Determination of the London penetration depth with the tunnel diode oscillator technique

TL;DR

This paper derives formulas to accurately determine the London penetration depth in superconductors using the tunnel diode oscillator technique, accounting for geometric effects and edge sharpness, enabling both relative and absolute measurements.

Contribution

It provides new formulas that incorporate edge effects and aspect ratio variations, improving the accuracy of penetration depth measurements with the tunnel diode oscillator.

Findings

Sharp edges cause large frequency shifts proportional to λ^{2/3}.

Formulas are valid for any aspect ratio of the slab cross section.

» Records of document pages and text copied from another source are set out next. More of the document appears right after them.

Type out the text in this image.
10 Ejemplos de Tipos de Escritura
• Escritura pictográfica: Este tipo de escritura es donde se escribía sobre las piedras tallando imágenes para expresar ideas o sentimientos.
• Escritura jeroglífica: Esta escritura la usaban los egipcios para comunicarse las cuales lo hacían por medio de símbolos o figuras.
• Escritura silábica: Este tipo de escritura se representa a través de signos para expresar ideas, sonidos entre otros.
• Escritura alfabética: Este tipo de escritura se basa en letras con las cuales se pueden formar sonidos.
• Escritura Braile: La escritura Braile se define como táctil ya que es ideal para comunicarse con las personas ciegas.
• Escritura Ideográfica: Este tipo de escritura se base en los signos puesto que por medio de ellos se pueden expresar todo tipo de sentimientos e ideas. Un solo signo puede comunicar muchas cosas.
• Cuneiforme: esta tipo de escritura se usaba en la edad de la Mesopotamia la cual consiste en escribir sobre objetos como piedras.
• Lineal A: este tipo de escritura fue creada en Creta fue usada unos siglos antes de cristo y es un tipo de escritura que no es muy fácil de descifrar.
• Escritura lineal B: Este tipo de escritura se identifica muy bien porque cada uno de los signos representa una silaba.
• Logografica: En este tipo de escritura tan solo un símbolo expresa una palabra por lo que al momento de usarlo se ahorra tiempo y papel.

Possibility to measure both changes and absolute values of λ.

Abstract

Using a distribution of the Meissner currents over the surface of an infinitely long superconducting slab with a rectangular cross section, the magnetic moment of the slab is calculated, taking into account corrections associated with a small but finite value of the London penetration depth $\lambda$. Since these corrections determine the shift of the resonant frequency in the tunnel diode oscillator technique, formulas for determination of $\lambda$ within this technique are derived for the slab. These formulas are valid for any aspect ratio of its cross section, and they differ from those that are often used in analyzing experimental data. Namely, it is shown that sharp edges of the slab can cause the large frequency shift proportional to the change in the value of $\lambda^{2/3}$. Although this result complicates the extraction of a temperature dependence of $\lambda$ from the frequency shift, it also opens up new possibilities in determining the London penetration depth. In particular, under certain conditions, it is possible not only to measure the changes in $\lambda$ with the temperature, but also to estimate its absolute value.